Now, VMS (solved) this non-problem, at great performance penalty,
by having a context-switch for everything. A hardware interrupt
generated a context-switch so the hardware interrupt could
certainly directly context-switch to a user-mode task. The
kernel was, itself, a task (called SWAPPER). When you called
the kernel (trapped to), a context-switch occurred and the
kernel did whatever in whatever order it wanted because it
didn't have to return to the caller right away (if ever).
In fact, it didn't even have to return to whatever got
interrupted. That task was just put into the queue of
runnable tasks.

The performance was nice for a single task that used, for
instance, a DR11 parallel-port board. An interrupt occurred
and the task got control right away after the data was
DMAed. Add more tasks and the system bogged down.
If you had 20 people compiling FORTRAN of a 11/780, it
took MINUTES to log in.

However, with such a system a high-priority task could
take the CPU away from anything. That meant that SYSTEM
could usually get control, assuming it was already logged
in. A dead driver was just marked unusable and everything
continued. Even dead RAM was able to marked unusable.

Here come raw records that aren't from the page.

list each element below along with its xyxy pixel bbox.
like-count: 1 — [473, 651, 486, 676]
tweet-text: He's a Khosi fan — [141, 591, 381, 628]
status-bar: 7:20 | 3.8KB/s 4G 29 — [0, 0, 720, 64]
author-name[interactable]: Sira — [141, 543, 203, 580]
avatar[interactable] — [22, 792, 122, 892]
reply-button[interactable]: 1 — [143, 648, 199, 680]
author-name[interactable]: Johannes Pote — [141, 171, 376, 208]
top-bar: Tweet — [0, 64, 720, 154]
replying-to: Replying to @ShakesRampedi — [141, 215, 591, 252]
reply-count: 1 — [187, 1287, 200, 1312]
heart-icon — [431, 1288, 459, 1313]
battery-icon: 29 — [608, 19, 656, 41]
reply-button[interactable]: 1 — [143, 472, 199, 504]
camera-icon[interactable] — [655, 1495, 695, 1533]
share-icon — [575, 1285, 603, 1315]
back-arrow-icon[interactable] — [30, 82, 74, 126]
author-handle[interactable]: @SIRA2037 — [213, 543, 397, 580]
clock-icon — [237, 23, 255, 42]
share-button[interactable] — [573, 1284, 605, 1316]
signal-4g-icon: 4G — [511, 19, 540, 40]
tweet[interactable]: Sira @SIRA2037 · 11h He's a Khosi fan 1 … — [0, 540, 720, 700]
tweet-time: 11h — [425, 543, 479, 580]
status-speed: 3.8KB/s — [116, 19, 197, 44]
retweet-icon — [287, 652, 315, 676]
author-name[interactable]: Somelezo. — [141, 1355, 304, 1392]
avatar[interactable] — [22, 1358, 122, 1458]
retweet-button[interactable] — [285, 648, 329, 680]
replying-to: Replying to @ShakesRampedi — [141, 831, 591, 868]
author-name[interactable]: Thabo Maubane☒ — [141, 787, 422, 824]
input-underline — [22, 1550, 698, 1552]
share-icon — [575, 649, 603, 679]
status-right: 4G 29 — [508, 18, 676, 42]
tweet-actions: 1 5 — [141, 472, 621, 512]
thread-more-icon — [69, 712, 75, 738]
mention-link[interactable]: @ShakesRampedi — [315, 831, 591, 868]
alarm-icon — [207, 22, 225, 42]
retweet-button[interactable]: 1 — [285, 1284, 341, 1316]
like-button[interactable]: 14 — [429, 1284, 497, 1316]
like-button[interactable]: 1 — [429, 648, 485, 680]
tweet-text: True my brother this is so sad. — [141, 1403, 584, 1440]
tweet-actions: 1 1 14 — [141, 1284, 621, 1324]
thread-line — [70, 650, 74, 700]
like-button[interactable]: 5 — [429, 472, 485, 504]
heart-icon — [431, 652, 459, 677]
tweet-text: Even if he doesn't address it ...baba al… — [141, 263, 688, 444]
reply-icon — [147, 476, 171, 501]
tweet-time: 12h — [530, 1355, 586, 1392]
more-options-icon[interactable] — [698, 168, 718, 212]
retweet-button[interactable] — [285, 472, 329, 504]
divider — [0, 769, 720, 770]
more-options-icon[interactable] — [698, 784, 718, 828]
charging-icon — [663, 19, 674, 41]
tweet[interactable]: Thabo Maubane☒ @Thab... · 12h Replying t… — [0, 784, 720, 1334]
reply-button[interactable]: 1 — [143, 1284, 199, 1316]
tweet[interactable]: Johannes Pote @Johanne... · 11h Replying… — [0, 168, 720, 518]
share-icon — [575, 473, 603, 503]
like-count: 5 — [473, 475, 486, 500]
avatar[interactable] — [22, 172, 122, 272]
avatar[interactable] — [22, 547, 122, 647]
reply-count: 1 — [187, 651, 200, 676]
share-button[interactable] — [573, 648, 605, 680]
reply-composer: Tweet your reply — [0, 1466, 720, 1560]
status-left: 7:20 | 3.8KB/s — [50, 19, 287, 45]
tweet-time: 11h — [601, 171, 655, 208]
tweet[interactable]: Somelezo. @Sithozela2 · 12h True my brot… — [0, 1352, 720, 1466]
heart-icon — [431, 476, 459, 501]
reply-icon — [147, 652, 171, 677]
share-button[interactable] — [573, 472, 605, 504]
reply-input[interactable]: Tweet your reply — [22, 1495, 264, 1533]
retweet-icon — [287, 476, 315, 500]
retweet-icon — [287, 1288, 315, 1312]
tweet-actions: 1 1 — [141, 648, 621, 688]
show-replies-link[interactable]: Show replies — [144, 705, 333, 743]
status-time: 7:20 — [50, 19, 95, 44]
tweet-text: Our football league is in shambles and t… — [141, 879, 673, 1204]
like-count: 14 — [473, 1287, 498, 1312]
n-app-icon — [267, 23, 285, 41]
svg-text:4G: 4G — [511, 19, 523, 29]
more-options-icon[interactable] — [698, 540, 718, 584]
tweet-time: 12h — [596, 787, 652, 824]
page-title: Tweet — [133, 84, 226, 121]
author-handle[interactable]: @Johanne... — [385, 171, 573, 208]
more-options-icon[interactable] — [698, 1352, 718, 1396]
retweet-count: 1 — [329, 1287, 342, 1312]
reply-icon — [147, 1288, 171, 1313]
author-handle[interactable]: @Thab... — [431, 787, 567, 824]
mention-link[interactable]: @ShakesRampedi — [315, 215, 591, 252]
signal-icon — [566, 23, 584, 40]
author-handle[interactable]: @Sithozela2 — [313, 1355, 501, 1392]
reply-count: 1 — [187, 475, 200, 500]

Unix was invented to bypass all this stuff. The kernel
is not a task. It is just some privileged shared code.
Therefore, it can execute quickly. The trade-off is
that you need to fix bad drivers.


>> When some user task executes outside the kernel, it doesn't
>> have the priviliges to loop forever. A context switch will
>> occur and the CPU will be shared with others. However, when
>> that user task calls some kernel function, perhaps from
>> a driver interface, that function has the priviliges to
>> keep the CPU forever. If the driver is improperly written,
>> it will.
>
> So to summarize what I need: disprivilege a process to keep the CPU forever
> when it is in kernel mode.
>

You can't. Once the kernel code starts executing, it must behave.

>
> Jan Engelhardt
> --
> Gesellschaft f??r Wissenschaftliche Datenverarbeitung
> Am Fassberg, 37077 G??ttingen, http://www.gwdg.de
>

Cheers,
Dick Johnson
Penguin : Linux version 2.6.9 on an i686 machine (5537.79 BogoMips).
Notice : All mail here is now cached for review by John Ashcroft.
98.36% of all statistics are fiction.